Neurons that fire together really do wire together, says a new study in Science, suggesting that the three-pound computer in our heads may be more malleable than we think.
In the latest issue of Science, neuroscientists at Columbia University demonstrate that a set of neurons trained to fire in unison could be reactivated as much as a day later if just one neuron in the network was stimulated. Though further research is needed, their findings suggest that groups of activated neurons may form the basic building blocks of learning and memory, as originally hypothesized by psychologist Donald Hebb in the 1940s.
“I always thought the brain was mostly hard-wired,” said the study’s senior author, Dr. Rafael Yuste, a neuroscience professor at Columbia University. “But then I saw the results and said ‘Holy moly, this whole thing is plastic.’ We’re dealing with a plastic computer that’s constantly learning and changing.”
The researchers were able to control and observe the brain of a living mouse using the optogenetic tools that have revolutionized neuroscience in the last decade. They injected the mouse with a virus containing light-sensitive proteins engineered to reach specific brain cells.
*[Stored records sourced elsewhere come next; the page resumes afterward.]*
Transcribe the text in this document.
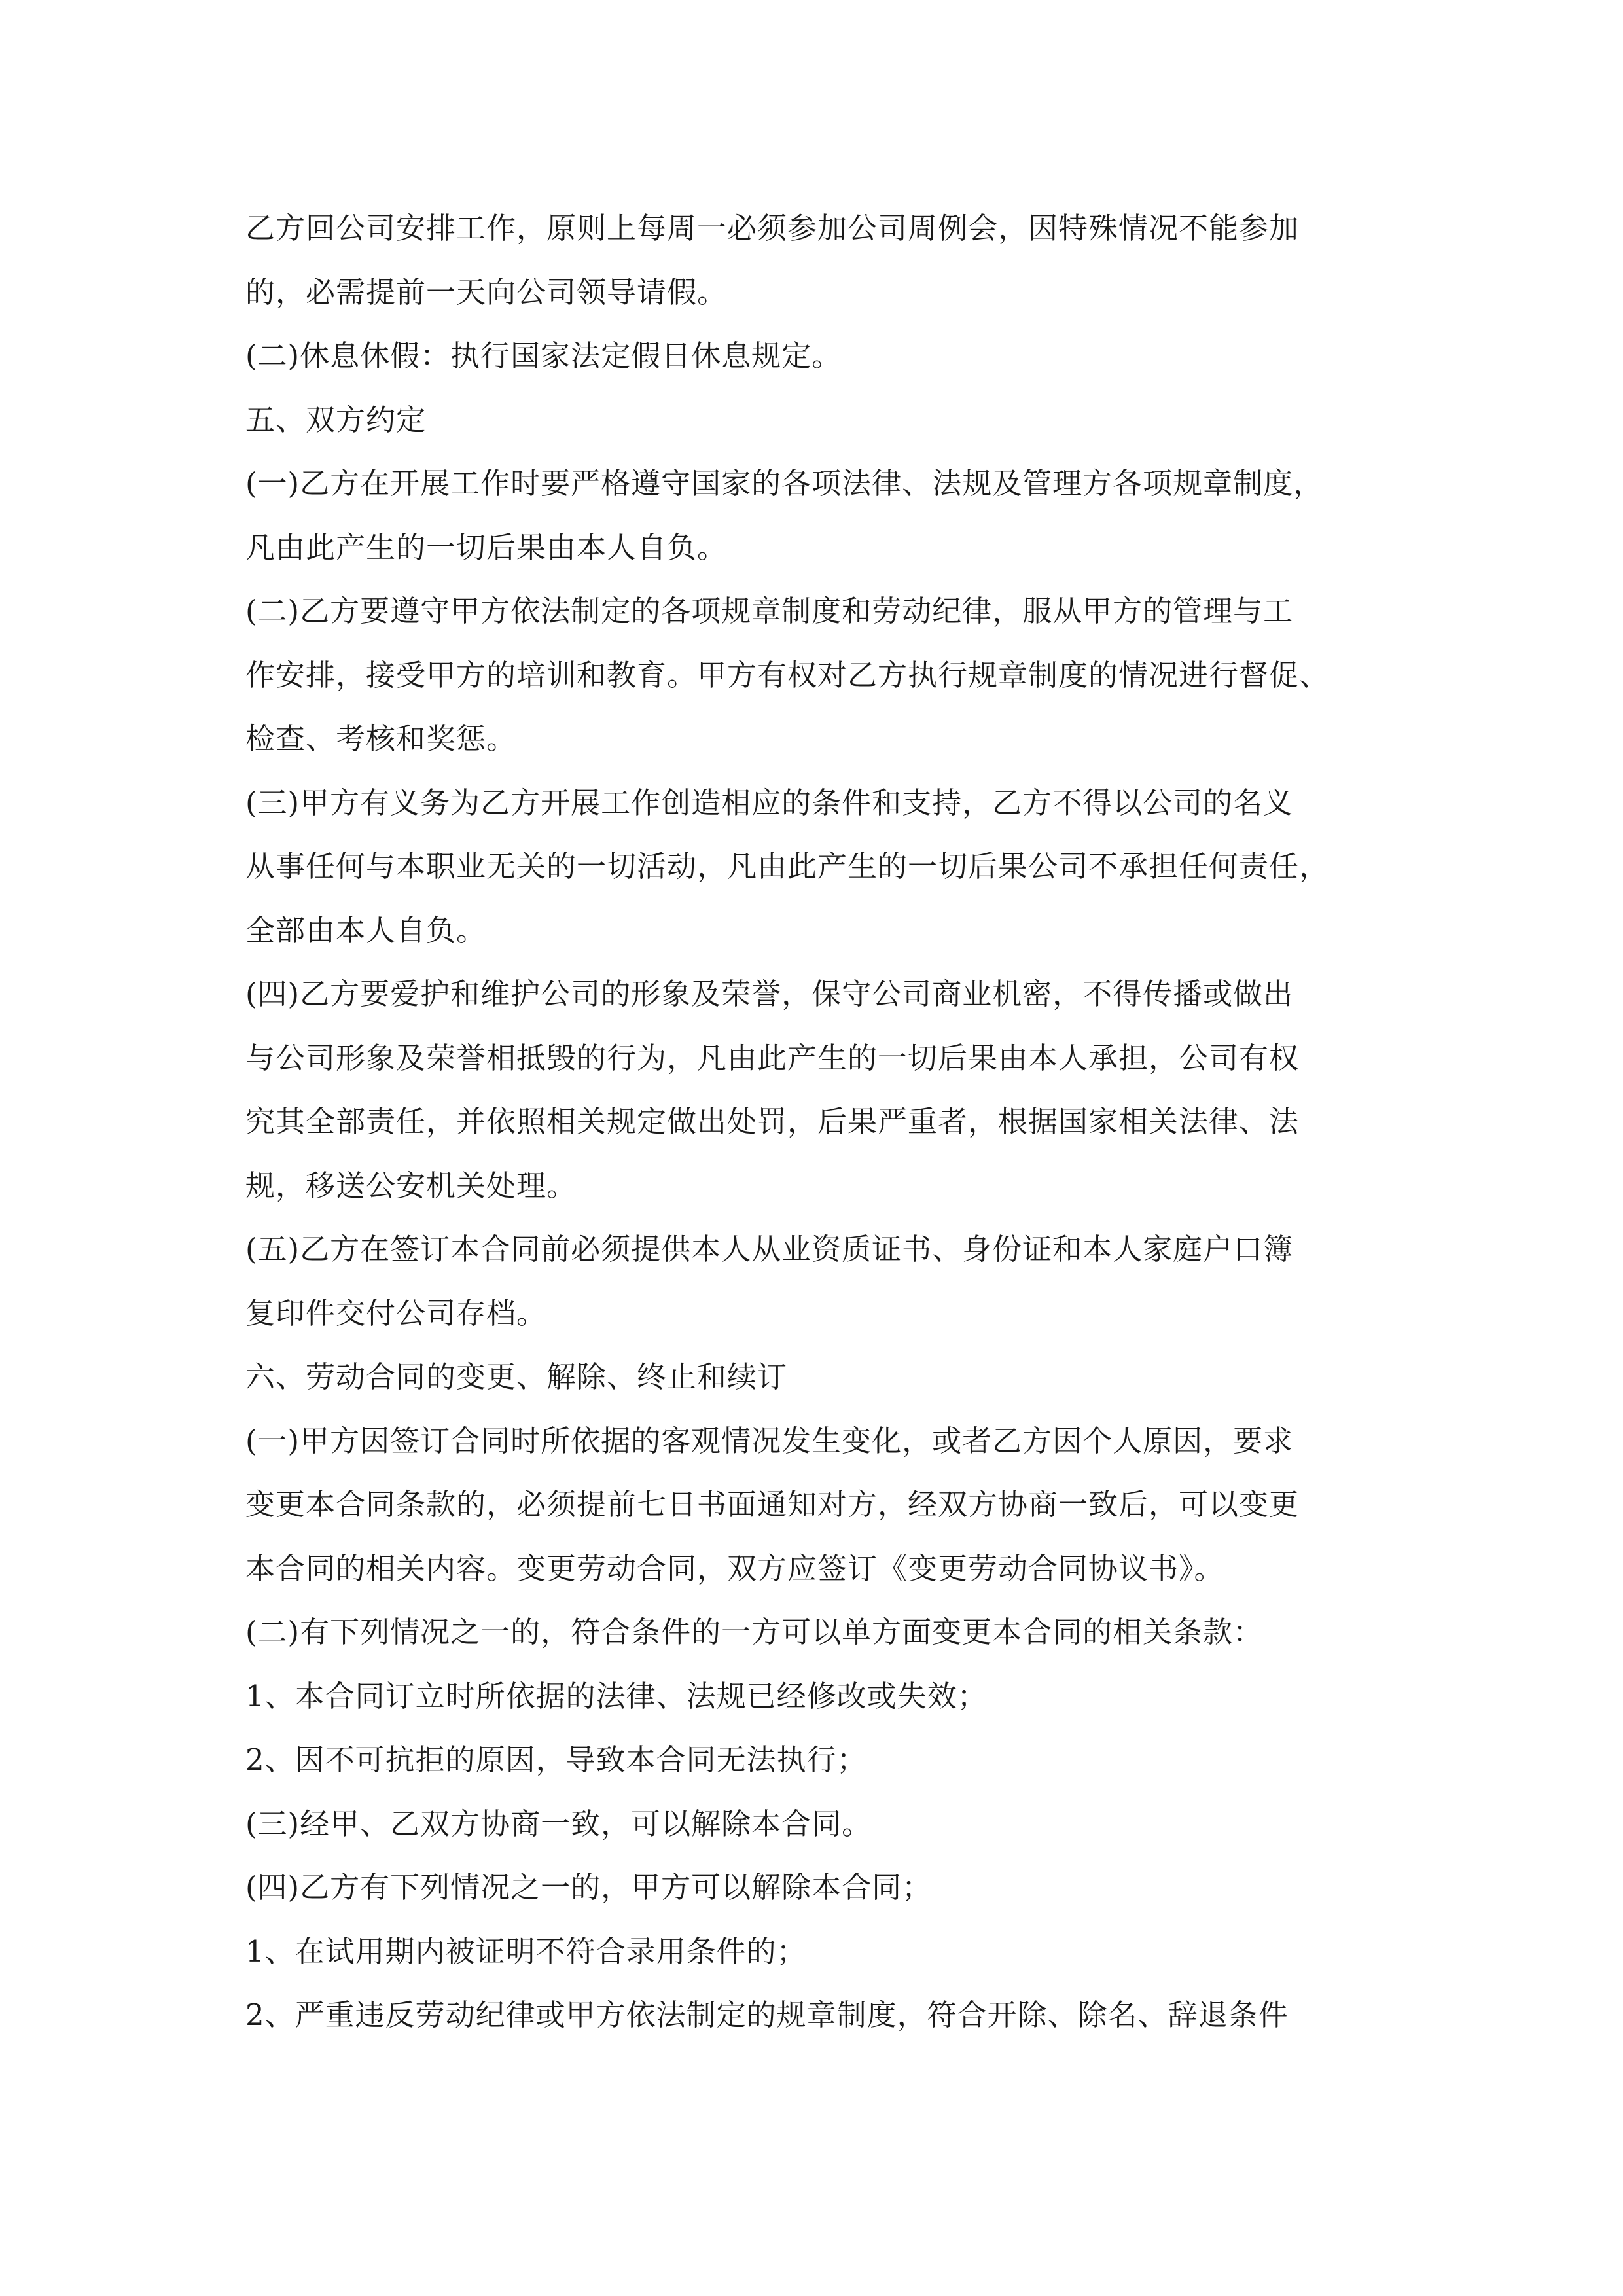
乙方回公司安排工作，原则上每周一必须参加公司周例会，因特殊情况不能参加
的，必需提前一天向公司领导请假。
(二)休息休假：执行国家法定假日休息规定。
五、双方约定
(一)乙方在开展工作时要严格遵守国家的各项法律、法规及管理方各项规章制度，
凡由此产生的一切后果由本人自负。
(二)乙方要遵守甲方依法制定的各项规章制度和劳动纪律，服从甲方的管理与工
作安排，接受甲方的培训和教育。甲方有权对乙方执行规章制度的情况进行督促、
检查、考核和奖惩。
(三)甲方有义务为乙方开展工作创造相应的条件和支持，乙方不得以公司的名义
从事任何与本职业无关的一切活动，凡由此产生的一切后果公司不承担任何责任，
全部由本人自负。
(四)乙方要爱护和维护公司的形象及荣誉，保守公司商业机密，不得传播或做出
与公司形象及荣誉相抵毁的行为，凡由此产生的一切后果由本人承担，公司有权
究其全部责任，并依照相关规定做出处罚，后果严重者，根据国家相关法律、法
规，移送公安机关处理。
(五)乙方在签订本合同前必须提供本人从业资质证书、身份证和本人家庭户口簿
复印件交付公司存档。
六、劳动合同的变更、解除、终止和续订
(一)甲方因签订合同时所依据的客观情况发生变化，或者乙方因个人原因，要求
变更本合同条款的，必须提前七日书面通知对方，经双方协商一致后，可以变更
本合同的相关内容。变更劳动合同，双方应签订《变更劳动合同协议书》。
(二)有下列情况之一的，符合条件的一方可以单方面变更本合同的相关条款：
1、本合同订立时所依据的法律、法规已经修改或失效；
2、因不可抗拒的原因，导致本合同无法执行；
(三)经甲、乙双方协商一致，可以解除本合同。
(四)乙方有下列情况之一的，甲方可以解除本合同；
1、在试用期内被证明不符合录用条件的；
2、严重违反劳动纪律或甲方依法制定的规章制度，符合开除、除名、辞退条件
Once inside a cell, the proteins allowed researchers to remotely activate the neuron with light, as if switching on a TV.
The mouse was allowed to run freely on a treadmill while its head was held still under a microscope. With one laser, the researchers beamed light through its skull to stimulate a small group of cells in the visual cortex. With a second laser, they recorded rising levels of calcium in each neuron as it fired, thus imaging the activity of individual cells.
Before optogenetics, scientists had to open the skull and implant electrodes into living tissue to stimulate neurons with electricity and measure their response. Even a mouse brain of 100 million neurons, nearly a thousandth the size of ours, was too dense to get a close look at groups of neurons.